Un projet de loi sur les ONG a été approuvé par un groupe de travail comprenant des représentants du ministère de la Justice, du Haut-Commissariat des Nations unies aux droits de l’homme et de plusieurs ONG. Le texte a été largement salué par la société civile. En juillet cependant, le ministère de la Justice a introduit inopinément trois autres articles sans avoir consulté le groupe de travail. En vertu de ces articles, les ONG participant à des « activités politiques », dont la définition est très vague, auraient pour obligations, entre autres, de publier des rapports financiers et de divulguer l’origine et l’utilisation de leurs fonds. Le non-respect de ces dispositions les exposerait à de lourdes sanctions, notamment de fortes amendes, une exclusion du dispositif financier géré par l’État qui facilite et encourage les dons des contribuables aux ONG, et un risque de fermeture. Les amendements se sont heurtés à une forte opposition de la société civile et des organisations internationales, qui les considéraient comme des restrictions abusives visant les ONG recevant des fonds étrangers.

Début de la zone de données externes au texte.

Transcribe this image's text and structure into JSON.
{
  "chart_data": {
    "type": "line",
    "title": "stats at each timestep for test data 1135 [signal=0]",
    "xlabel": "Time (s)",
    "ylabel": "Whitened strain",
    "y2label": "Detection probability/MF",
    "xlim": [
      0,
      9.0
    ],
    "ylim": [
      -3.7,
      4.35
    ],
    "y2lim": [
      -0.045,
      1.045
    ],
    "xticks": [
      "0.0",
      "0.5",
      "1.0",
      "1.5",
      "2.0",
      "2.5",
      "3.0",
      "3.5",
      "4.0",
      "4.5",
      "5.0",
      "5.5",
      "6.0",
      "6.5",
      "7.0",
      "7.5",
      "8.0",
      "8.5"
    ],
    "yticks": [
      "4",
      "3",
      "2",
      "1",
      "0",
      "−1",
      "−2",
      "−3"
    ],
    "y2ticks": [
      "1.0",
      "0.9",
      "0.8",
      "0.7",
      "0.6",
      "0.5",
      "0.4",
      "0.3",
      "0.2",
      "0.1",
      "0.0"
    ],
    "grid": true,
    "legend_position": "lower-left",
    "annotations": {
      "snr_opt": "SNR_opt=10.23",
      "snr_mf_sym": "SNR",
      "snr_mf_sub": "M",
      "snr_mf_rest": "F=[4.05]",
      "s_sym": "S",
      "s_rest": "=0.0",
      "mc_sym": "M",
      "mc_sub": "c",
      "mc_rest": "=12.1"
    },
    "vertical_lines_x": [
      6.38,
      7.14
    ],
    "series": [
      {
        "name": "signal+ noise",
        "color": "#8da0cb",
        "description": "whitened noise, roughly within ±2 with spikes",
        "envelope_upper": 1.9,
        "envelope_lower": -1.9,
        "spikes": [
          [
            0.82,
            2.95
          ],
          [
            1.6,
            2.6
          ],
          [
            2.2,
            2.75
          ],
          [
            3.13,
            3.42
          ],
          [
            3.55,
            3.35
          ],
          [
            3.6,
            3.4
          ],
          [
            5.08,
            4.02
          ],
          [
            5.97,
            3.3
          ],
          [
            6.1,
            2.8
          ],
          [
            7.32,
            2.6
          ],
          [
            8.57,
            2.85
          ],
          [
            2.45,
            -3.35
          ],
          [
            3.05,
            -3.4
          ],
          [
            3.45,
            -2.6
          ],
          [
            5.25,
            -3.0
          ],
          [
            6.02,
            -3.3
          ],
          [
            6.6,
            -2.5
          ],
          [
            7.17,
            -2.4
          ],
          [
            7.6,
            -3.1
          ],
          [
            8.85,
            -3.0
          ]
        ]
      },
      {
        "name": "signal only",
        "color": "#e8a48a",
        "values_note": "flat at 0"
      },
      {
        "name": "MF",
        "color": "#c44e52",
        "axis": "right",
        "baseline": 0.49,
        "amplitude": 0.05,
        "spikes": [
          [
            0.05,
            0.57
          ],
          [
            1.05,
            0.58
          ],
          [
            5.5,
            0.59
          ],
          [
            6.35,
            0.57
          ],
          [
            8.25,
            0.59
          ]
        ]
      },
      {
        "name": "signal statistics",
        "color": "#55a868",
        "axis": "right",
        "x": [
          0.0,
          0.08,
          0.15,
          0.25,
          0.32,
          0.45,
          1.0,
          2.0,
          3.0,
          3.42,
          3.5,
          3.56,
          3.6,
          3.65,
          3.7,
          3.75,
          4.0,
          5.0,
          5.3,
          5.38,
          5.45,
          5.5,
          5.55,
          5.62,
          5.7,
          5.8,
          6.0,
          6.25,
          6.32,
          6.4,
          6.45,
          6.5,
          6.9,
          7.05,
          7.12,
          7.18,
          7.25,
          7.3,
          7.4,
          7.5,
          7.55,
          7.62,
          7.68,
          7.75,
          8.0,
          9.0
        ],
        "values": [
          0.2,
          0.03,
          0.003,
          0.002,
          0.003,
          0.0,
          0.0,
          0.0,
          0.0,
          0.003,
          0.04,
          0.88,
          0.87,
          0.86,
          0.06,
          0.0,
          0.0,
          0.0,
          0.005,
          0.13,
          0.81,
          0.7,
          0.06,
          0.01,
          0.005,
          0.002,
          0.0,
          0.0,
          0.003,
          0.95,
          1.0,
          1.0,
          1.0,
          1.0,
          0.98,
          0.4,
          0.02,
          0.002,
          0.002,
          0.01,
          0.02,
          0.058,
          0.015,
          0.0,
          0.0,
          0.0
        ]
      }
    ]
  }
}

Les détracteurs craignaient qu’ils n’aient pour effet de stigmatiser les défenseurs des droits humains et la société civile, en particulier ceux et celles qui critiquent les autorités. En septembre, le gouvernement a retiré le projet de loi.

PROCÈS INÉQUITABLES

En juin, Grigore Petrenco, ancien dirigeant du parti politique « Notre patrie, la Moldavie », et huit autres militants politiques ont été condamnés pour tentative d’organisation de troubles massifs le 6 septembre 2015. Le tribunal a prononcé des peines d’emprisonnement avec sursis, assorties d’une interdiction d’assister à des événements publics. Les peines allaient de trois ans à quatre ans et demi. Le jour de l’infraction présumée, les neuf hommes avaient essayé de s’introduire de force dans un bâtiment officiel pendant un rassemblement pacifique. Leur procès a connu de multiples retards et a été entaché de violations de la procédure.
Les avocats de Grigore Petrenco, Ana Ursachi et Eduard Rudenco, qui défendent également d’autres clients importants dans des dossiers politiques sensibles, ont continué de faire l’objet de campagnes de diffamation dans les médias progouvernementaux et ont dit être harcelés par les autorités en raison de leurs activités professionnelles.

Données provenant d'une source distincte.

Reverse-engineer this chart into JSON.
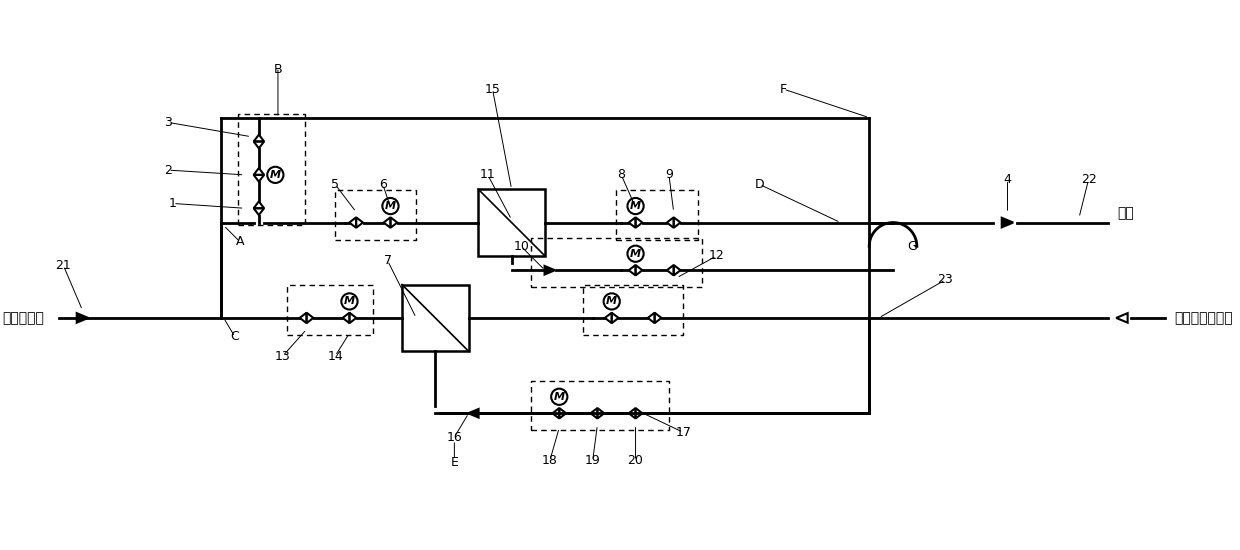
{
  "bg_color": "#ffffff",
  "figsize": [
    12.4,
    5.5
  ],
  "dpi": 100,
  "xlim": [
    0,
    124
  ],
  "ylim": [
    0,
    55
  ]
}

TORTURE ET AUTRES MAUVAIS TRAITEMENTS

De nouvelles informations ont fait état de torture et d’autres mauvais traitements dans les lieux de détention et dans le système pénal.
La nuit du 26 août, Andrei Braguta, un automobiliste arrêté pour excès de vitesse, est mort en garde à vue. Les autorités ont déclaré qu’il était décédé d’une pneumonie, mais ont admis ultérieurement qu’il avait été roué de coups par deux codétenus. Trois policiers qui étaient de garde cette nuit-là et les deux codétenus ont été arrêtés comme suspects dans cette affaire. L’un des codétenus a affirmé qu’Andrei Braguta avait déjà été violemment battu lors de son placement dans la cellule ; il a clamé son innocence et celle du second codétenu. L’enquête judiciaire se poursuivait à la fin de l’année.

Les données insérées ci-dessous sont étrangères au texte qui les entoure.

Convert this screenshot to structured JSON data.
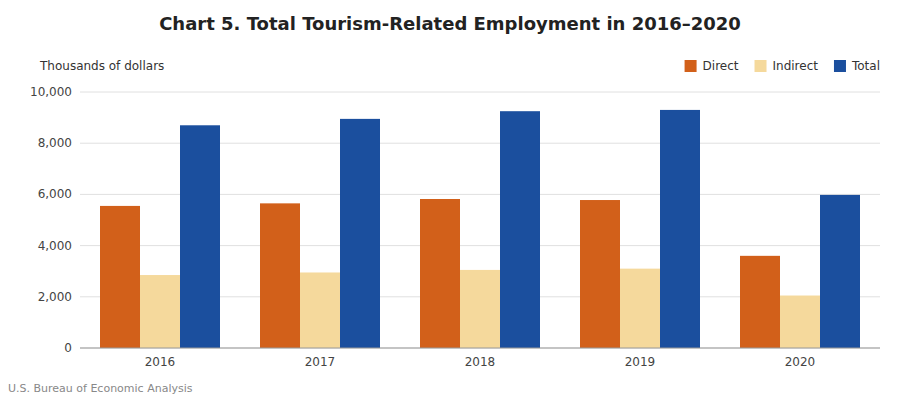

DROITS DES LESBIENNES, DES GAYS ET DES PERSONNES BISEXUELLES, TRANSGENRES OU INTERSEXUÉES

La police a interrompu la marche des fiertés le 21 mai après que les manifestants eurent parcouru quelques centaines de mètres seulement. Elle a déclaré qu’elle ne serait pas en capacité de garantir leur sécurité en cas d’agression violente de la part de contremanifestants.
Le président a critiqué publiquement la communauté LGBTI, décrivant la marche des fiertés comme contraire aux « valeurs traditionnelles » du pays. Il a participé à une manifestation parallèle intitulée « Festival de la famille traditionnelle ».

DROITS ÉCONOMIQUES, SOCIAUX ET CULTURELS

Le troisième rapport périodique de la Moldavie sur la mise en oeuvre du Pacte international relatif aux droits économiques, sociaux et culturels a été examiné par le Comité des droits économiques, sociaux et culturels de l’ONU en septembre. Le Comité s’est particulièrement inquiété, entre autres, de la baisse continue du taux de dépenses publiques consacrées à la santé, à l’éducation et à la protection sociale, ainsi que de la discrimination et de la marginalisation persistantes des Roms. Il a qualifié la situation des Roms de « problème criant » et a estimé que « l’échec à de nombreux égards » du Plan d’action national 2011-2015 en faveur des Roms constituait « un grave motif de préoccupation ».